Eliminate your emotions during a market crash
Investing should always be emotionless and driven by logic, facts, and fundamentals.
However, many investors can manage to do that during normal periods, but the fear of loss during a market crash leads to irrational behaviour.
These emotions have to be managed even more during a market crash. You don’t want to make the mistake of selling your stocks. You also don’t want to buy too early or wait too long. So, it can be quite confusing.
One of the main tips to remember is to be prepared beforehand. This way, when the market crashes, you know what you want to do, and you can execute your plan with minimal emotional impact.
Be prepared for a market crash
While its crucial investors take advantage of a market crash, it’s illogical to wait years sometimes to put your cash to work. So, it’s up to investors to invest a portion of their savings each year between major bear markets.
For example, in hindsight, it would not have made sense for investors to have been saving up cash since the last market crash in 2008 until this year when it finally crashed.
However, you don’t have to invest all your savings each year. Maybe you invest 75% and let 25% accumulate in your cash position.
This way, you’re still putting the majority of your capital to work while building a considerable cash position. Building a cash position is another critical step in being prepared for a market crash.
The longer we go between bear markets, and the more overvalued stocks are becoming, the higher the importance of having an adequate cash position.

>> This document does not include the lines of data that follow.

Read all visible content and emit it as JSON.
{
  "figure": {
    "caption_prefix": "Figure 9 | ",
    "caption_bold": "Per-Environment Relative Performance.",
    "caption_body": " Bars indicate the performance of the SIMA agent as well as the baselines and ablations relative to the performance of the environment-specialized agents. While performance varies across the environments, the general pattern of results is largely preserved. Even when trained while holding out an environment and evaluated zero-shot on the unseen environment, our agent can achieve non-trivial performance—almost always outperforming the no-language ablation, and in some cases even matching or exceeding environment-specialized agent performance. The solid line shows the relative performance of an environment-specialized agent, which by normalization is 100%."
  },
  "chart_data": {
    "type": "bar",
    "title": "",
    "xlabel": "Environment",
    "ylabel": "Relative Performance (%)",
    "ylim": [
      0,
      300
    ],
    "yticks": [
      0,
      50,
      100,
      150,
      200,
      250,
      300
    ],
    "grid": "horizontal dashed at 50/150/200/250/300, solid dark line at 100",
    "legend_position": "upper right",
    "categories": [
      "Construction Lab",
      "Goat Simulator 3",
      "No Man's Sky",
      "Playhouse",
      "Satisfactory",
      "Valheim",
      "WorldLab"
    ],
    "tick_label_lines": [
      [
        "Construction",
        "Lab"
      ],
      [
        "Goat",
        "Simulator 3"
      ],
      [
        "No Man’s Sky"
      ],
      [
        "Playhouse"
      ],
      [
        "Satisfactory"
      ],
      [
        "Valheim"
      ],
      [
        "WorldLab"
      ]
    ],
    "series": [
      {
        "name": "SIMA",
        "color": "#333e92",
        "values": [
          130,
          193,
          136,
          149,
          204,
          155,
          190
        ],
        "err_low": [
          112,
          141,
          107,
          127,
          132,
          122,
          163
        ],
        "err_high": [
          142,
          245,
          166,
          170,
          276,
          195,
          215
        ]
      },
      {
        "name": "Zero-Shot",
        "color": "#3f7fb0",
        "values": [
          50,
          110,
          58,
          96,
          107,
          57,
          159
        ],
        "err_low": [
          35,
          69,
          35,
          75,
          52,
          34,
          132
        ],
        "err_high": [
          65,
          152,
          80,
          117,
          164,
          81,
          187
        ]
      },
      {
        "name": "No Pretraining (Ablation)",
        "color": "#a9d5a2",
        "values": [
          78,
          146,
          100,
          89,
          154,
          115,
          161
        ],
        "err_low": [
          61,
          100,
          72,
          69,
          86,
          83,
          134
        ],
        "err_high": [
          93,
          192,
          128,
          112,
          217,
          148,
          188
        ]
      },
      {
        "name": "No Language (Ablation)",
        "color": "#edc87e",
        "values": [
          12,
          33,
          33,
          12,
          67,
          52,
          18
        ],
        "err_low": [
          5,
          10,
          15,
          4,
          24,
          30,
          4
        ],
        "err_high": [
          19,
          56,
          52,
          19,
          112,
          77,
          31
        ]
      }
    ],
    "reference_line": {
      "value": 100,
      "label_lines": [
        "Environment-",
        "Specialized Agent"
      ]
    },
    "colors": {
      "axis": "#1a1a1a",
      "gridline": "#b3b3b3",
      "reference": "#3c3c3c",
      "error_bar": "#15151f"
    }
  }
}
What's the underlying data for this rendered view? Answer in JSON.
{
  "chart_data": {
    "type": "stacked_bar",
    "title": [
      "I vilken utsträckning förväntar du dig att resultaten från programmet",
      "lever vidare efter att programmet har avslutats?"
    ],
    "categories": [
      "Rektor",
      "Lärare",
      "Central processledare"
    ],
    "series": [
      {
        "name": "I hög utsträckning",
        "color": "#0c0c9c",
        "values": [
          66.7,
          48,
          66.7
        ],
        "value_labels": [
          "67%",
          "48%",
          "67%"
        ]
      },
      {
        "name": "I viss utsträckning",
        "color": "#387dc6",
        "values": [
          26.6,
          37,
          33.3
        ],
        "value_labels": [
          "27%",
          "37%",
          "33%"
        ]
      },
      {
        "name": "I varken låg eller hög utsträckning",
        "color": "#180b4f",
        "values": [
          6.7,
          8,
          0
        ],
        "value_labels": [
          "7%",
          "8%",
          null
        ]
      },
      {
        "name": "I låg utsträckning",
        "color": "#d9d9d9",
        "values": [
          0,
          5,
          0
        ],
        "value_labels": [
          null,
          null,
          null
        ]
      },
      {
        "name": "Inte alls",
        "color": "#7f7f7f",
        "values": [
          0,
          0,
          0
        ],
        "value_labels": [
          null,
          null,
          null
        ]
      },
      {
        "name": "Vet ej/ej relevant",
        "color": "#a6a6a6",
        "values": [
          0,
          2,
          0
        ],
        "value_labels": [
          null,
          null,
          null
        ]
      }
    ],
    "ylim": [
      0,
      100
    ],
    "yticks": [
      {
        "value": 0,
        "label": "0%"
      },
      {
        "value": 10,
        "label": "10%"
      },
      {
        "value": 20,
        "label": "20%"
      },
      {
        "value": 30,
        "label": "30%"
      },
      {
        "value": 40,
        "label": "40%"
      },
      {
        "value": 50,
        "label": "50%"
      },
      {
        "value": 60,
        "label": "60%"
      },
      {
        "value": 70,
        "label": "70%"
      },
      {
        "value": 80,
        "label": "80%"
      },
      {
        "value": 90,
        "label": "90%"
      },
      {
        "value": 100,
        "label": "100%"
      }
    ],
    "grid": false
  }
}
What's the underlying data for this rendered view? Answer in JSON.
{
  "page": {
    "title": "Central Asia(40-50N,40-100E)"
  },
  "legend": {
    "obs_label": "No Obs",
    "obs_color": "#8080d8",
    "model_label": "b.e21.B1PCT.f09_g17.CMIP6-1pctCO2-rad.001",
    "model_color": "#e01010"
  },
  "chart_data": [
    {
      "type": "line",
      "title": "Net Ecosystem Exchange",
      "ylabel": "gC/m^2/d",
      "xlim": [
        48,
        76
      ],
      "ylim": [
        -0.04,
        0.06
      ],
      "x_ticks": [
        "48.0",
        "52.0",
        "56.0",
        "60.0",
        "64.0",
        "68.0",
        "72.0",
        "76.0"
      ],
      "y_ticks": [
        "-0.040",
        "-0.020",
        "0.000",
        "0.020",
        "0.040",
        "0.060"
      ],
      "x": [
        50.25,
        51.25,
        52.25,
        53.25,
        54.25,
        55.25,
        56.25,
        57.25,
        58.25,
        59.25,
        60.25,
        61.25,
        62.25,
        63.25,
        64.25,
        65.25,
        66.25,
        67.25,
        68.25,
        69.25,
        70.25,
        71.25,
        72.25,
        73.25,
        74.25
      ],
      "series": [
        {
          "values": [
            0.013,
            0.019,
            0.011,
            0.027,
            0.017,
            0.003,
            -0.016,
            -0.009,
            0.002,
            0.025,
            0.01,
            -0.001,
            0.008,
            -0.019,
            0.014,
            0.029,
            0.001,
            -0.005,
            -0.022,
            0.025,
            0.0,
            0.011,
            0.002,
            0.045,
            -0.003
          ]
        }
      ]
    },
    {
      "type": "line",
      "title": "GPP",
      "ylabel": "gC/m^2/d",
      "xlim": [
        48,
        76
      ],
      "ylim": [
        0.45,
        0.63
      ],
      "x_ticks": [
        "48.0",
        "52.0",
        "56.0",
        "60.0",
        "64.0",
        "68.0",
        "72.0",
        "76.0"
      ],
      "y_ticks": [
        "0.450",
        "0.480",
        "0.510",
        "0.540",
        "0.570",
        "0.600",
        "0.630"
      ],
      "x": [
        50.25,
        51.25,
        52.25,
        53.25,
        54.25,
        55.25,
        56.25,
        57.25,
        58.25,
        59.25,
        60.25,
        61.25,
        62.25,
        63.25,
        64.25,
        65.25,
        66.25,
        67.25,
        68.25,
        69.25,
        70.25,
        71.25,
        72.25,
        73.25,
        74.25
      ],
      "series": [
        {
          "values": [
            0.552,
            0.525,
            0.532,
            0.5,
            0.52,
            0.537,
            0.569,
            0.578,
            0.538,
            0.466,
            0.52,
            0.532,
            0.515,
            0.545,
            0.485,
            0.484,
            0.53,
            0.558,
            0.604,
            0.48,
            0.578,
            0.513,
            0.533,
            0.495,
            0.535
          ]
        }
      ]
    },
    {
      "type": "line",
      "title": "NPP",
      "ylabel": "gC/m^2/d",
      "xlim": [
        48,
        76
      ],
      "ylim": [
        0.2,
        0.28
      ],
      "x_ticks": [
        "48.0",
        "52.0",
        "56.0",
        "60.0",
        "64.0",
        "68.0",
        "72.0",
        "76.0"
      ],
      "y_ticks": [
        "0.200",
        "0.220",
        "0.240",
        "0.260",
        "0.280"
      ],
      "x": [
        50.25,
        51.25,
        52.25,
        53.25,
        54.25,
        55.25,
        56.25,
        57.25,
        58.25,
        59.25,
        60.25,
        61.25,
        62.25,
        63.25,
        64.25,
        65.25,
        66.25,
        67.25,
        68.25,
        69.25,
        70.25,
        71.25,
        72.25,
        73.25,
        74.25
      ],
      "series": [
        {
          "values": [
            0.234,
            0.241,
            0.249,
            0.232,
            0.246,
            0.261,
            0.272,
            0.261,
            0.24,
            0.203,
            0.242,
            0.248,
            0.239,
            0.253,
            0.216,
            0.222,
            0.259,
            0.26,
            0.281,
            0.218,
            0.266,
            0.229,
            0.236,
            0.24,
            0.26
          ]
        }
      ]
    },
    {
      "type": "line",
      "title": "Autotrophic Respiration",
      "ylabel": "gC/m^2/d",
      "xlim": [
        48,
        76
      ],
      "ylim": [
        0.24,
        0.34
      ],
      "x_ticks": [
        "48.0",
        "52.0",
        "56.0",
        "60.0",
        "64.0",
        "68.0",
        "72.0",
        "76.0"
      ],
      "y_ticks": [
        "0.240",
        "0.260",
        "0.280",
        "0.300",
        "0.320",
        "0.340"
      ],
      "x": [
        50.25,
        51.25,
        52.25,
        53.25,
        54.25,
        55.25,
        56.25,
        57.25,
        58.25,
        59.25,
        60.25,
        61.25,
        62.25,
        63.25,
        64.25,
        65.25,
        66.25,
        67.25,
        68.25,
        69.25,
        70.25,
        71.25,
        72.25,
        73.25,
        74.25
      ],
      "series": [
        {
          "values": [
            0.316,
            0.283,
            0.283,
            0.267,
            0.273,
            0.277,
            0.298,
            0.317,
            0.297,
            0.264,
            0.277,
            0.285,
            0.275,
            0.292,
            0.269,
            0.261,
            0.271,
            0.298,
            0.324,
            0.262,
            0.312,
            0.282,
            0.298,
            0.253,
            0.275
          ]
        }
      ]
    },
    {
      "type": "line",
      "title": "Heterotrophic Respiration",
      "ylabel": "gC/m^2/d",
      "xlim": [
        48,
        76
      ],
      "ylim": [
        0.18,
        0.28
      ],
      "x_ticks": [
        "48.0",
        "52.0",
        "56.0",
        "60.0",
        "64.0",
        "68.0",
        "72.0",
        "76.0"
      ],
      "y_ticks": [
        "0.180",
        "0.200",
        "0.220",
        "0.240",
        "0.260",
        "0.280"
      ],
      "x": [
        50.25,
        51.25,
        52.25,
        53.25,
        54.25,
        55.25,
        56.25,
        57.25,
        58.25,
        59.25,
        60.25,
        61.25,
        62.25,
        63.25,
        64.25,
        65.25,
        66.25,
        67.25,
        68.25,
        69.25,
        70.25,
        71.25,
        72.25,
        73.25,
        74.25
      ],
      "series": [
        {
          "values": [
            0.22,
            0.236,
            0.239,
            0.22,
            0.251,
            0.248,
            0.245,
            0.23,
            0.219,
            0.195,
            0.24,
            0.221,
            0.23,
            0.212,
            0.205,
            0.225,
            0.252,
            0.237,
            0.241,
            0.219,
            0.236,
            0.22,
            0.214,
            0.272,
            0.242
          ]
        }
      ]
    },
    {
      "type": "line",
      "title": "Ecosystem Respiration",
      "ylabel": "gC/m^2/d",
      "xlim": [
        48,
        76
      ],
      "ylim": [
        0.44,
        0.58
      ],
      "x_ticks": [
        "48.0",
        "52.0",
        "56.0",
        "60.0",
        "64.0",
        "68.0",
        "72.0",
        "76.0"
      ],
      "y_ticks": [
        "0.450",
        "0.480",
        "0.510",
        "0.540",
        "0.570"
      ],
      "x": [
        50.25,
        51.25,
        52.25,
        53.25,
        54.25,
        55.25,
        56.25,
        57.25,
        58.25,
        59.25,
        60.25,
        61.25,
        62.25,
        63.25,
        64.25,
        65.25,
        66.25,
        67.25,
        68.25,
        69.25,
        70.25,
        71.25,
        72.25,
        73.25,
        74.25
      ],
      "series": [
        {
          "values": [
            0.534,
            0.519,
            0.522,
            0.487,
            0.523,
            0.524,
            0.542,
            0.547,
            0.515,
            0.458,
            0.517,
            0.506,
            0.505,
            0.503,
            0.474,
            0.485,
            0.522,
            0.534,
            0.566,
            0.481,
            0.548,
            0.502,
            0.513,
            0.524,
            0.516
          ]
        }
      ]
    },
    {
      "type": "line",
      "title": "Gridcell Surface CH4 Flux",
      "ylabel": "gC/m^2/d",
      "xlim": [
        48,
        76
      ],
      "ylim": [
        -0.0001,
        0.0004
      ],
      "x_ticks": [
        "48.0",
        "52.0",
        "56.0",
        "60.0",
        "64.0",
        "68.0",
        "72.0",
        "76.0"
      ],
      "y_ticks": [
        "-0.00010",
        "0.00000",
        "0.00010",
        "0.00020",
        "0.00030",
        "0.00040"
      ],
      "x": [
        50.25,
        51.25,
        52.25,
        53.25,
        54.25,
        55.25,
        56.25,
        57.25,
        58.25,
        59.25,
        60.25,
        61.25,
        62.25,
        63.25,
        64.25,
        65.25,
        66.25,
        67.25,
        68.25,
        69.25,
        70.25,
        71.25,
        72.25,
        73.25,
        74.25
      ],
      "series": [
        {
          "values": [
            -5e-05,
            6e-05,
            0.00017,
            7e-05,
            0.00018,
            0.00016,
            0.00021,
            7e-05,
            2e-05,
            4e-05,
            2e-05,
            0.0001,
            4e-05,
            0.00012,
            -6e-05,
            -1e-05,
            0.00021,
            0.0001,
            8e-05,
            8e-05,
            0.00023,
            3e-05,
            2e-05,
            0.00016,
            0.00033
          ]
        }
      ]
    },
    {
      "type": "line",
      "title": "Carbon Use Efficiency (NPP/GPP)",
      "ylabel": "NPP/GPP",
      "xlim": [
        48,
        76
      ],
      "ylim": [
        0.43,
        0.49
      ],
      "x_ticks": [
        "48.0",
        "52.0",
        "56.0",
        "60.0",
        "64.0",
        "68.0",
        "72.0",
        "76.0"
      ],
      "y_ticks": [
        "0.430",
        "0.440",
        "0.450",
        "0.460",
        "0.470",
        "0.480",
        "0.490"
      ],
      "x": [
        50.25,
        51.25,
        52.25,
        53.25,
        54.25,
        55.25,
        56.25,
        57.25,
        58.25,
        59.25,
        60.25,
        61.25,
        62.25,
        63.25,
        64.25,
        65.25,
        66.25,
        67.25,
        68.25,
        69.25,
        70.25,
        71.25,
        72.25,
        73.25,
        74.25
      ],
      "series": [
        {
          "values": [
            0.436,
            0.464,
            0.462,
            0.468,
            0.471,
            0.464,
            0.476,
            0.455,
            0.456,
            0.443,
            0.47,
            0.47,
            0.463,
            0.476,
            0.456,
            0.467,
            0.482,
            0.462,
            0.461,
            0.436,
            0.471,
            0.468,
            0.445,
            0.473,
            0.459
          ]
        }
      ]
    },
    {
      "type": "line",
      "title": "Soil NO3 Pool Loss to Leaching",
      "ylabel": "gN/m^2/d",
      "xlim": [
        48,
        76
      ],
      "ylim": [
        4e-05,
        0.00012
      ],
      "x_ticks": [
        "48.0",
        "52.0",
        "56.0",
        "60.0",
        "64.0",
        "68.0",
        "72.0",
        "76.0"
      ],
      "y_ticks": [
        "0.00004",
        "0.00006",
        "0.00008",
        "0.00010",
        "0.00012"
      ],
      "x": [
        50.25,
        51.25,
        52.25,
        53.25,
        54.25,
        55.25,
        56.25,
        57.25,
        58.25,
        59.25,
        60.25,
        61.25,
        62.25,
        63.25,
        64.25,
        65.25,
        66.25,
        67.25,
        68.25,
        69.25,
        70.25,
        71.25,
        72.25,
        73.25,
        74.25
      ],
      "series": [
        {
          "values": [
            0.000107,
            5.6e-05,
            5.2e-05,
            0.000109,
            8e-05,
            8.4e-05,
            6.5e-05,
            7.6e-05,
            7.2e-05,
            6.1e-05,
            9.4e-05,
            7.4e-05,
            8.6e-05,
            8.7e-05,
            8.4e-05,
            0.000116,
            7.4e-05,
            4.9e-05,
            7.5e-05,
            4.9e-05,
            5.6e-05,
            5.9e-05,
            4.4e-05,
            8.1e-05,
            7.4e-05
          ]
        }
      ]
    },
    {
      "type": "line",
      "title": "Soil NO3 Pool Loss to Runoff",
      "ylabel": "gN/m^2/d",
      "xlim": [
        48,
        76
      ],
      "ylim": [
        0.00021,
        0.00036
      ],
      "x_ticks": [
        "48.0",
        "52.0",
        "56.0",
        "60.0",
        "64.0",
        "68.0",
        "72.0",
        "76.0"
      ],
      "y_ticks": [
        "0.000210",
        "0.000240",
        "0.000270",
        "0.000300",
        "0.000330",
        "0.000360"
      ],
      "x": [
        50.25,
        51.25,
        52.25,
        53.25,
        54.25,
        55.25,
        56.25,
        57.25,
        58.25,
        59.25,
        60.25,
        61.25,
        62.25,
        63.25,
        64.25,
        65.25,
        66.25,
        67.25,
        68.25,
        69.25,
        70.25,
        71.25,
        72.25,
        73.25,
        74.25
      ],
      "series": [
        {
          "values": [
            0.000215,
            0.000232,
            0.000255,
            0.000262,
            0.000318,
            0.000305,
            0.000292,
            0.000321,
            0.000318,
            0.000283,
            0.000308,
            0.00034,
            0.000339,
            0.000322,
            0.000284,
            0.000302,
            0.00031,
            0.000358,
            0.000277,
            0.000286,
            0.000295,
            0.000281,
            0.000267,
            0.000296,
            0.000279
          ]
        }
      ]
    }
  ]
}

It’s not enough just to have cash ready to deploy. Investors must also have a good idea of which stocks they want to buy and what target price to buy at.
Putting your plan to work
Having a plan is crucial to minimizing the emotional effect of the selloff, so you can focus on taking advantage of the opportunity.
For example, investors who knew Pembina Pipeline was a resilient company and had planned to buy Pembina in a pullback would have been massively rewarded after the market crash.
The stock fell by nearly 75% in the bear market, creating a major opportunity. Investors who bought near the bottom have not only been rewarded with capital gains but have also locked in a massive dividend yield.
So, this just goes to show, those investors who are ready with cash and know what they want to buy were rewarded with this top income stock way under its true value.
Bottom line
A major market crash is something that doesn’t happen too often. Investors must maximize the opportunity. The better you do, the faster you’ll compound your investment portfolio to millionaire status.